Even in its normal drive mode, it feels eager, with its increasingly athletic modes only amping up shift behaviour. That said, it’s not exactly limp-wristed in its tame setting, it will more than happily throw the back end out with the traction control defeated. The Nismo suspension isn’t active or adaptive, it just is what it is, and it’s phenomenal. Turn-in is ferocious, mechanical grip is superfluous, mid-corner balance is absolutely gorgeous, and exits can easily be managed by the skinny pedal or the steering wheel; dealer’s choice.

On that note: this is one of the very few modern cars with genuinely good steering feel. Most modern cars, even ones we all really like, kinda suck on this front, and this Z is a bit of a revelation. Even the base Z is among the most organic-feeling cars on the market (… likely a result of being an ancient chassis from before that got lost in the pursuit of refinement), and the tweaks to this Nismo car only serve to make it sing all the more, and make the most of its inherent charms.
It is a very raw, and at times rough experience, but it’s not unusable as a car. The ride is hard, most might say too hard, but I’d counter that it’s not savage. It doesn’t crash and shudder with secondary vibrations like some luxury cars and their huge wheels do, and it’s fairly well insulated from road noise. It’s not a gutted race car, so it still has the niceties you’d expect from a modern car, like adaptive cruise control, good infotainment, and effective climate control, very much unlike a built tuner car. The only lightweighting comes in the form of manual Recaro seats, which are fabulous. If you can’t get comfy in these chairs, it’s on you.
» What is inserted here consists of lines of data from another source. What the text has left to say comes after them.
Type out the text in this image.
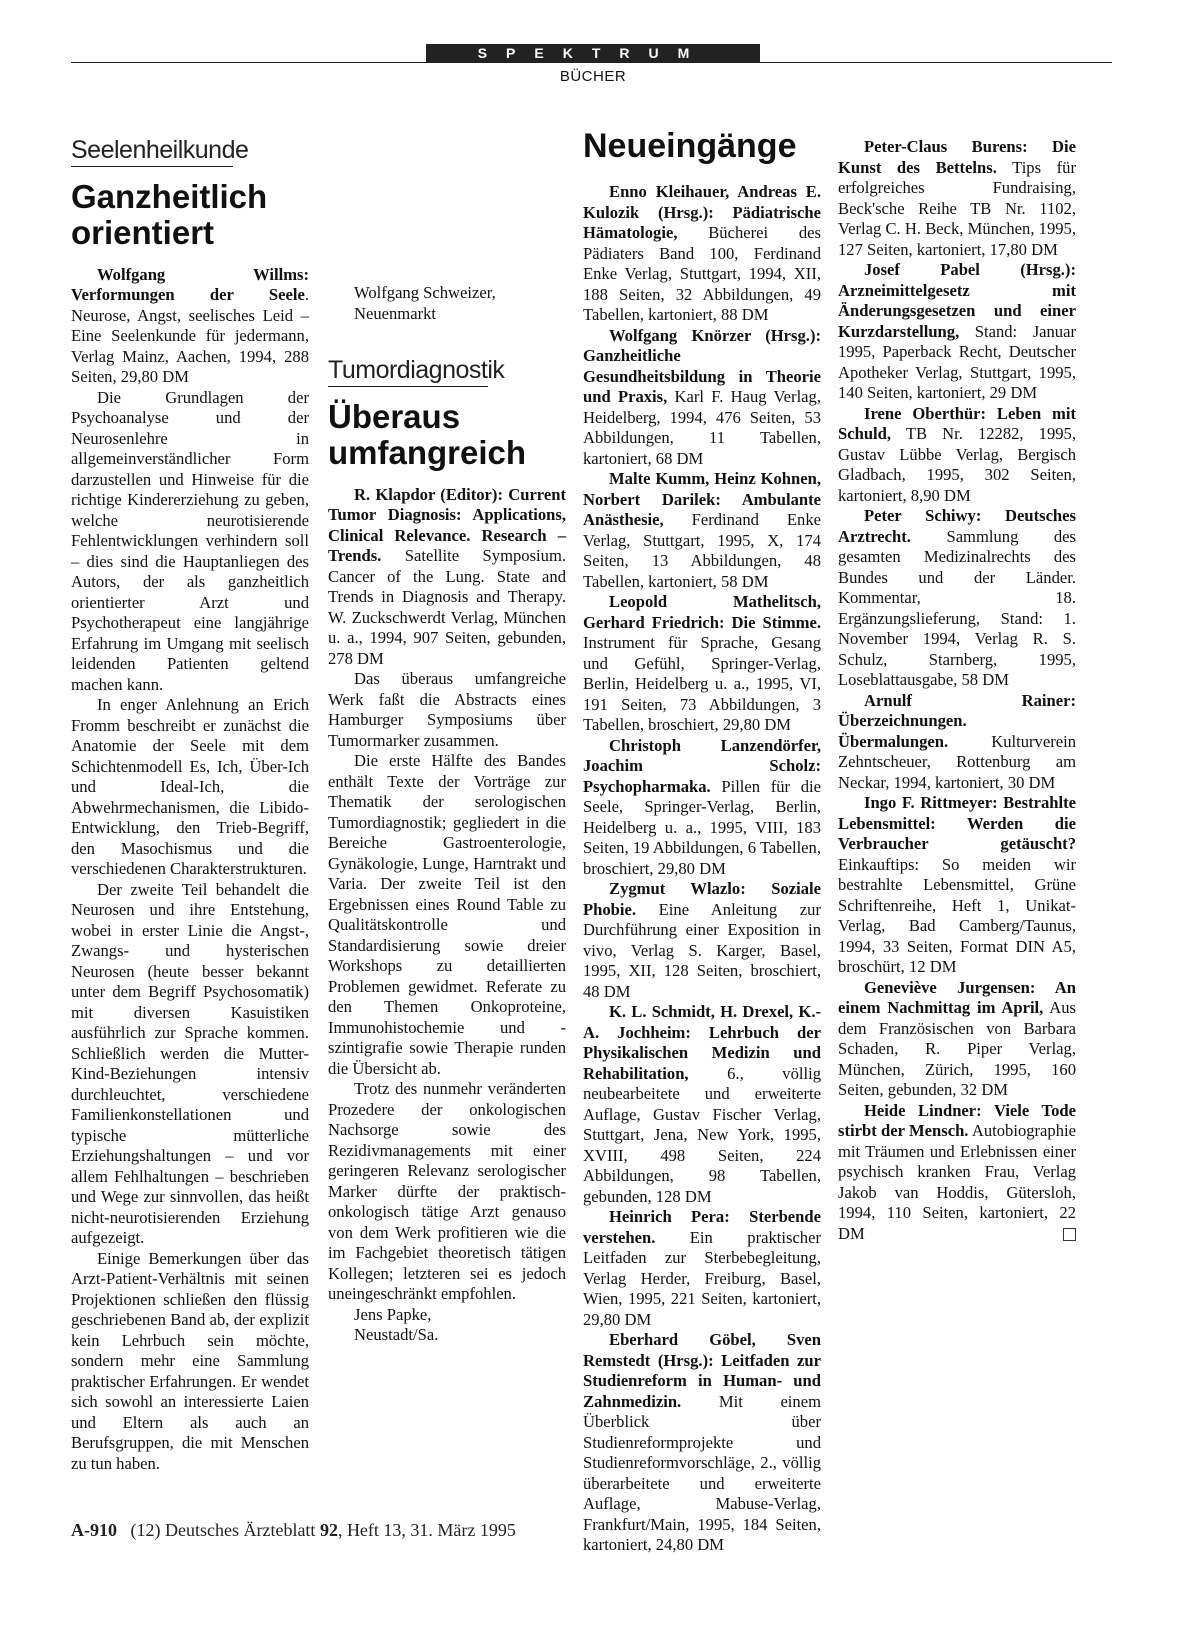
SPEKTRUM
BÜCHER
Seelenheilkunde
Ganzheitlich
orientiert

Wolfgang Willms: Verformungen der Seele. Neurose, Angst, seelisches Leid – Eine Seelenkunde für jedermann, Verlag Mainz, Aachen, 1994, 288 Seiten, 29,80 DM

Die Grundlagen der Psychoanalyse und der Neurosenlehre in allgemeinverständlicher Form darzustellen und Hinweise für die richtige Kindererziehung zu geben, welche neurotisierende Fehlentwicklungen verhindern soll – dies sind die Hauptanliegen des Autors, der als ganzheitlich orientierter Arzt und Psychotherapeut eine langjährige Erfahrung im Umgang mit seelisch leidenden Patienten geltend machen kann.

In enger Anlehnung an Erich Fromm beschreibt er zunächst die Anatomie der Seele mit dem Schichtenmodell Es, Ich, Über-Ich und Ideal-Ich, die Abwehrmechanismen, die Libido-Entwicklung, den Trieb-Begriff, den Masochismus und die verschiedenen Charakterstrukturen.

Der zweite Teil behandelt die Neurosen und ihre Entstehung, wobei in erster Linie die Angst-, Zwangs- und hysterischen Neurosen (heute besser bekannt unter dem Begriff Psychosomatik) mit diversen Kasuistiken ausführlich zur Sprache kommen. Schließlich werden die Mutter-Kind-Beziehungen intensiv durchleuchtet, verschiedene Familienkonstellationen und typische mütterliche Erziehungshaltungen – und vor allem Fehlhaltungen – beschrieben und Wege zur sinnvollen, das heißt nicht-neurotisierenden Erziehung aufgezeigt.

Einige Bemerkungen über das Arzt-Patient-Verhältnis mit seinen Projektionen schließen den flüssig geschriebenen Band ab, der explizit kein Lehrbuch sein möchte, sondern mehr eine Sammlung praktischer Erfahrungen. Er wendet sich sowohl an interessierte Laien und Eltern als auch an Berufsgruppen, die mit Menschen zu tun haben.

Tumordiagnostik
Überaus
umfangreich

R. Klapdor (Editor): Current Tumor Diagnosis: Applications, Clinical Relevance. Research – Trends. Satellite Symposium. Cancer of the Lung. State and Trends in Diagnosis and Therapy. W. Zuckschwerdt Verlag, München u. a., 1994, 907 Seiten, gebunden, 278 DM

Das überaus umfangreiche Werk faßt die Abstracts eines Hamburger Symposiums über Tumormarker zusammen.

Die erste Hälfte des Bandes enthält Texte der Vorträge zur Thematik der serologischen Tumordiagnostik; gegliedert in die Bereiche Gastroenterologie, Gynäkologie, Lunge, Harntrakt und Varia. Der zweite Teil ist den Ergebnissen eines Round Table zu Qualitätskontrolle und Standardisierung sowie dreier Workshops zu detaillierten Problemen gewidmet. Referate zu den Themen Onkoproteine, Immunohistochemie und -szintigrafie sowie Therapie runden die Übersicht ab.

Trotz des nunmehr veränderten Prozedere der onkologischen Nachsorge sowie des Rezidivmanagements mit einer geringeren Relevanz serologischer Marker dürfte der praktisch-onkologisch tätige Arzt genauso von dem Werk profitieren wie die im Fachgebiet theoretisch tätigen Kollegen; letzteren sei es jedoch uneingeschränkt empfohlen.

Jens Papke,

Neustadt/Sa.

Wolfgang Schweizer,

Neuenmarkt

Neueingänge

Enno Kleihauer, Andreas E. Kulozik (Hrsg.): Pädiatrische Hämatologie, Bücherei des Pädiaters Band 100, Ferdinand Enke Verlag, Stuttgart, 1994, XII, 188 Seiten, 32 Abbildungen, 49 Tabellen, kartoniert, 88 DM

Wolfgang Knörzer (Hrsg.): Ganzheitliche Gesundheitsbildung in Theorie und Praxis, Karl F. Haug Verlag, Heidelberg, 1994, 476 Seiten, 53 Abbildungen, 11 Tabellen, kartoniert, 68 DM

Malte Kumm, Heinz Kohnen, Norbert Darilek: Ambulante Anästhesie, Ferdinand Enke Verlag, Stuttgart, 1995, X, 174 Seiten, 13 Abbildungen, 48 Tabellen, kartoniert, 58 DM

Leopold Mathelitsch, Gerhard Friedrich: Die Stimme. Instrument für Sprache, Gesang und Gefühl, Springer-Verlag, Berlin, Heidelberg u. a., 1995, VI, 191 Seiten, 73 Abbildungen, 3 Tabellen, broschiert, 29,80 DM

Christoph Lanzendörfer, Joachim Scholz: Psychopharmaka. Pillen für die Seele, Springer-Verlag, Berlin, Heidelberg u. a., 1995, VIII, 183 Seiten, 19 Abbildungen, 6 Tabellen, broschiert, 29,80 DM

Zygmut Wlazlo: Soziale Phobie. Eine Anleitung zur Durchführung einer Exposition in vivo, Verlag S. Karger, Basel, 1995, XII, 128 Seiten, broschiert, 48 DM

K. L. Schmidt, H. Drexel, K.-A. Jochheim: Lehrbuch der Physikalischen Medizin und Rehabilitation, 6., völlig neubearbeitete und erweiterte Auflage, Gustav Fischer Verlag, Stuttgart, Jena, New York, 1995, XVIII, 498 Seiten, 224 Abbildungen, 98 Tabellen, gebunden, 128 DM

Heinrich Pera: Sterbende verstehen. Ein praktischer Leitfaden zur Sterbebegleitung, Verlag Herder, Freiburg, Basel, Wien, 1995, 221 Seiten, kartoniert, 29,80 DM

Eberhard Göbel, Sven Remstedt (Hrsg.): Leitfaden zur Studienreform in Human- und Zahnmedizin. Mit einem Überblick über Studienreformprojekte und Studienreformvorschläge, 2., völlig überarbeitete und erweiterte Auflage, Mabuse-Verlag, Frankfurt/Main, 1995, 184 Seiten, kartoniert, 24,80 DM

Peter-Claus Burens: Die Kunst des Bettelns. Tips für erfolgreiches Fundraising, Beck'sche Reihe TB Nr. 1102, Verlag C. H. Beck, München, 1995, 127 Seiten, kartoniert, 17,80 DM

Josef Pabel (Hrsg.): Arzneimittelgesetz mit Änderungsgesetzen und einer Kurzdarstellung, Stand: Januar 1995, Paperback Recht, Deutscher Apotheker Verlag, Stuttgart, 1995, 140 Seiten, kartoniert, 29 DM

Irene Oberthür: Leben mit Schuld, TB Nr. 12282, 1995, Gustav Lübbe Verlag, Bergisch Gladbach, 1995, 302 Seiten, kartoniert, 8,90 DM

Peter Schiwy: Deutsches Arztrecht. Sammlung des gesamten Medizinalrechts des Bundes und der Länder. Kommentar, 18. Ergänzungslieferung, Stand: 1. November 1994, Verlag R. S. Schulz, Starnberg, 1995, Loseblattausgabe, 58 DM

Arnulf Rainer: Überzeichnungen. Übermalungen. Kulturverein Zehntscheuer, Rottenburg am Neckar, 1994, kartoniert, 30 DM

Ingo F. Rittmeyer: Bestrahlte Lebensmittel: Werden die Verbraucher getäuscht? Einkauftips: So meiden wir bestrahlte Lebensmittel, Grüne Schriftenreihe, Heft 1, Unikat-Verlag, Bad Camberg/Taunus, 1994, 33 Seiten, Format DIN A5, broschürt, 12 DM

Geneviève Jurgensen: An einem Nachmittag im April, Aus dem Französischen von Barbara Schaden, R. Piper Verlag, München, Zürich, 1995, 160 Seiten, gebunden, 32 DM

Heide Lindner: Viele Tode stirbt der Mensch. Autobiographie mit Träumen und Erlebnissen einer psychisch kranken Frau, Verlag Jakob van Hoddis, Gütersloh, 1994, 110 Seiten, kartoniert, 22 DM

A-910 (12) Deutsches Ärzteblatt 92, Heft 13, 31. März 1995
I get to drive a lot of very fast, very fun cars in this line of work, but very few of them break through to me and actually make me want to drive them; some of you would be horrified to learn how rarely I use a car’s sport modes or try their launch control functions. It’s because I don’t really care, because they’re all the same. I’ve been there, done that, and beyond the core tenet of trying it once so I can say I did my job, I don’t give a damn about modern sport mode silliness, because it’s all fake. The Nismo Z is not fake.

This 2025 Nissan Z Nismo made me play with it. There was not a single occasion that I drove it without getting the tires to howl, without getting the rear end to yaw out in a beautiful powerslide, without pounding it off the rev limiter. We all have stories from when we were younger and dumber, and this Z made me that foolhardy delinquent all over again. It’s bad in the very best way.